Antibiotics are getting a generative jolt.
- An MIT study generated over 36 million candidate molecules, finding new ones active against drug-resistant bacteria like N. gonorrhoeae and MRSA. This matters because it expands the reachable chemical space for finding new mechanisms of action, which is the key to fighting antimicrobial resistance.
Reality checks (the good kind).
- Deep FMs vs. linear baselines — The Nature Methods paper highlighted that simple models sometimes beat complex ones. The lesson? Invest in data quality and problem framing before you stack more parameters.
- Skill drift — A new study pointed out that routine use of AI could reduce diagnostic accuracy in clinicians by about 20%. While it is preliminary results of an experiment run over a short period of time, the takeaway isn't that AI is bad, but that we need to evaluate how humans adapt.
The stack is consolidating.
- Abridge (now valued at $5.3B) is planning to spend most of its cash on expanding its platform beyond scribes—into claims and care management. This shows that the real moat is owning the workflow and data at the edges.
Where policy meets pricing power.
- A Tax Foundation analysis argues that proposed pharma tariffs of up to 250% would likely raise, not lower, US drug prices.
- In the defense press, the US-China race to militarize biotech is framed as a matter of national capability, with a proposed $15B federal boost explicitly tied to AI and data infrastructure.
So What? (How to read this if you're building or buying)
- Treat AI discovery like capacity planning. These massive deals are simply procurement for hit-rate on hard targets. If you're a platform, prove your throughput. If you're pharma, diversify your suppliers by modality and target class.
- Prioritize benchmarks over demos. The Nature Methods paper is a perfect example. If a simple linear model beats your complex one, your model isn't the bottleneck—your data and problem definition are.
- Own the integration edge. The NHS discharge pilot and Abridge's expansion show that the real advantage is at the workflow boundary, where notes turn into orders, codes, and revenue.
- Model geopolitics into your costs.
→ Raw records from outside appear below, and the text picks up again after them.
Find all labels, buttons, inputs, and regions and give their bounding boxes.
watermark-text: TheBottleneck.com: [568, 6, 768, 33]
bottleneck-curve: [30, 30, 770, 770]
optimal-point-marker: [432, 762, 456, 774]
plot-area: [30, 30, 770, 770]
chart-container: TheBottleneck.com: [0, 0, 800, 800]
Tariffs, data localization, and national bio programs will reprice everything from APIs to compute power. It's a risk that needs to be budgeted for.
Outside (but related) Interests
Sometimes the most interesting signals for biotech and healthcare come from outside the domain. Three stories caught my eye this week:
- Every company as an AI trainer. Clement Delangue (Hugging Face CEO) argued that every tech company can—and should—train their own models, rather than treating AI as a monolithic supplier industry. The resonance for bio is obvious: will pharma and health systems outsource AI “capacity” indefinitely, or start owning training loops tied to their unique data?
- Small is the new big. A recent arXiv preprint argues that small language models—when carefully trained and integrated with external tools—can outperform frontier-scale models in practical “agentic” tasks. The implications for healthcare are direct: instead of waiting for trillion-parameter generalists, hospitals and pharma may benefit more from compact, domain-specific models that are cheaper to run, easier to govern, and better at fitting into workflows.